Приведенный пример может служить иллюстрацией того строя мышления, который мы именуем «традиционализмом»: человек «по своей природе» не склонен зарабатывать деньги, все больше и больше денег, он хочет просто жить — жить так, как он привык, и зарабаты­вать столько, сколько необходимо для такой жизни. Повсюду, где современный капитализм пытался повысить «производительность» труда путем увеличения его интенсивности, он наталкивался на этот

лейтмотив докапиталистического отношения к труду, за которым скрывалось необычайно упорное сопротивление; на это сопротив­ление капитализм продолжает наталкиваться и по сей день, и тем сильнее, чем более отсталыми (с капиталистической точки зрения) являются рабочие, с которыми ему приходится иметь дело.

Возвратимся к нашему примеру. Поскольку расчет на «жажду наживы» не оправдался и повышение расценок не дало ожидаемых результатов, естественно, казалось бы, прибегнуть к противополож­ному средству, а именно: принудить рабочих производить больше, чем раньше, путем снижения заработной платы. Этот ход мыслей находил свое подтверждение (а подчас находит его и теперь) в укоренившем­ся наивном представлении о наличии прямой связи между низкой оплатой труда и высокой прибылью; любое повышение заработной платы ведет якобы к соответствующему уменьшению прибыли. В са­мом деле, капитализм с момента своего возникновения постоянно возвращался на этот путь, и в течение ряда веков считалось непре­ложной истиной, что низкая заработная плата «производительна», то есть повышает «производительность» труда, что, как сказал уже Питер де ля Кур (в этом пункте он мыслит совершенно в духе раннего кальвинизма), народ трудится лишь потому, что он беден, и до той поры, пока он беден.

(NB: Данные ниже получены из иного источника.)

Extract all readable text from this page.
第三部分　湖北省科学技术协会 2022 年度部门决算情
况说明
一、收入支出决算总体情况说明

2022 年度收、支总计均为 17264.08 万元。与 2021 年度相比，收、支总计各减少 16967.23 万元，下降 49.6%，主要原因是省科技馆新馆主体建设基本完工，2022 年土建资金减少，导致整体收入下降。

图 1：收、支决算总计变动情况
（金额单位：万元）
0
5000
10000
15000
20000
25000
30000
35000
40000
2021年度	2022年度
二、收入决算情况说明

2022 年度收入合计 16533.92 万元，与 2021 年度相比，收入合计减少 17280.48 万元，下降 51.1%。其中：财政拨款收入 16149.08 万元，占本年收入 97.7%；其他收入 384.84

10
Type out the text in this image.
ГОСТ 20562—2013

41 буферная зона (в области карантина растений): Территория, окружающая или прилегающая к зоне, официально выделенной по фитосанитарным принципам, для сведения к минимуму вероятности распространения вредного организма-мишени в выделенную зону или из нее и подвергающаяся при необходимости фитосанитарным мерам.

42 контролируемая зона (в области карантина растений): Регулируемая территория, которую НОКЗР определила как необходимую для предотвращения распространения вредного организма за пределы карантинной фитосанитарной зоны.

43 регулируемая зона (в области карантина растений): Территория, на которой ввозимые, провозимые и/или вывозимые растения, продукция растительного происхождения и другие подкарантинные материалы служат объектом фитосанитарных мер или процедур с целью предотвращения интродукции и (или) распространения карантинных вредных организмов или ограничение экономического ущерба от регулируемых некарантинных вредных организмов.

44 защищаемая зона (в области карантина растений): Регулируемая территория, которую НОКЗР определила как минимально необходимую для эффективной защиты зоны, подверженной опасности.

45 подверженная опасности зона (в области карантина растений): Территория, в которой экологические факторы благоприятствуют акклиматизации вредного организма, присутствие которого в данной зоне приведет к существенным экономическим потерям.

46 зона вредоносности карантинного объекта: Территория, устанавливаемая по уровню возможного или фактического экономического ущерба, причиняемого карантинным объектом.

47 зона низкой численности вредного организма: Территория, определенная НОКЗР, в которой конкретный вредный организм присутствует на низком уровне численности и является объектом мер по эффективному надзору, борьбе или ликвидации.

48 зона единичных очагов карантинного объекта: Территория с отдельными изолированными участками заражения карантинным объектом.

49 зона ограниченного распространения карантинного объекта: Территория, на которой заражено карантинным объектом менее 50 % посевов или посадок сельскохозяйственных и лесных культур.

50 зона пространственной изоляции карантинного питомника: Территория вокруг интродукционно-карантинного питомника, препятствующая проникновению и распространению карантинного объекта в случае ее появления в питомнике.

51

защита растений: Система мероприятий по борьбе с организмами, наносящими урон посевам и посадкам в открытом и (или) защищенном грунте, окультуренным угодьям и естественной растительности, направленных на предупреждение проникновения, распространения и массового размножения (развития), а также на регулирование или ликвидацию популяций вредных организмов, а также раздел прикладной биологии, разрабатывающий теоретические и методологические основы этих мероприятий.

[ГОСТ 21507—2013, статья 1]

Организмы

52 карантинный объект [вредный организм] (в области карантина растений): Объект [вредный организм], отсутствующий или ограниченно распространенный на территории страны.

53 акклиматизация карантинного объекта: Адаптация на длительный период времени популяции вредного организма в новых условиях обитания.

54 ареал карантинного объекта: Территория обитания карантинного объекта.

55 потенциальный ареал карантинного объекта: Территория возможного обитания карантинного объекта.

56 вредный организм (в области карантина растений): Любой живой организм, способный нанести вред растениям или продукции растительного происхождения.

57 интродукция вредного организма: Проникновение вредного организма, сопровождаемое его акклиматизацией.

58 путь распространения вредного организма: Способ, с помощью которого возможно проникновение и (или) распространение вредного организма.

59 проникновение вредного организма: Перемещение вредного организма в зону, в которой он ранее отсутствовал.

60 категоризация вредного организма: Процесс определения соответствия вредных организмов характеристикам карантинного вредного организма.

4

Однако это, казалось бы, столь испытанное средство сохраняет свою эффективность лишь до известного предела. Конечно, не под­лежит сомнению, что для развития капитализма необходим некото­рый избыток населения, обеспечивающий наличие на рынке дешевой рабочей силы. Однако если многочисленная «резервная армия» при известных обстоятельствах и благоприятствует чисто количественной экспансии капитализма, то она тормозит его качественное развитие, в частности переход к таким формам производства, которые требуют интенсивного труда. Низкая заработная плата отнюдь не тождествен­на дешевому труду. Даже в чисто количественном отношении про­изводительность труда падает во всех тех случаях, когда заработная плата не обеспечивает потребности физического существования, что в конечном итоге приводит к «отсортировке наименее пригодных». Современный силезец убирает в среднем при полном напряжении своих сил лишь немногим больше двух третей того хлеба, который в равный промежуток времени убирает лучше оплачиваемый и лучше питающийся померанец или мекленбуржец; выработка поляка — чем дальше на восток, тем сильнее — отличается от выработки немцев. И в чисто деловом отношении низкая заработная плата не может служить благоприятным фактором капиталистического развития во всех тех

случаях, когда существует необходимость в квалифицированном труде, когда речь идет о дорогостоящих, требующих бережного и умелого обращения машинах, вообще о достаточной степени вни­мания и инициативы. Низкая заработная плата не оправдывает себя и дает обратные результаты во всех этих случаях потому, что здесь совершенно необходимы не только развитое чувство ответственно­сти, но и такой строй мышления, который, хотя бы во время работы, исключал неизменный вопрос, как бы при максимуме удобства и минимуме напряжения сохранить свой обычный заработок, — такой строй мышления, при котором труд становится абсолютной самоце­лью, «призванием». Такое отношение к труду не является, однако, свойством человеческой природы. Не может оно возникнуть и как непосредственный результат высокой или низкой оплаты труда; подобная направленность может сложиться лишь в результате дли­тельного процесса воспитания.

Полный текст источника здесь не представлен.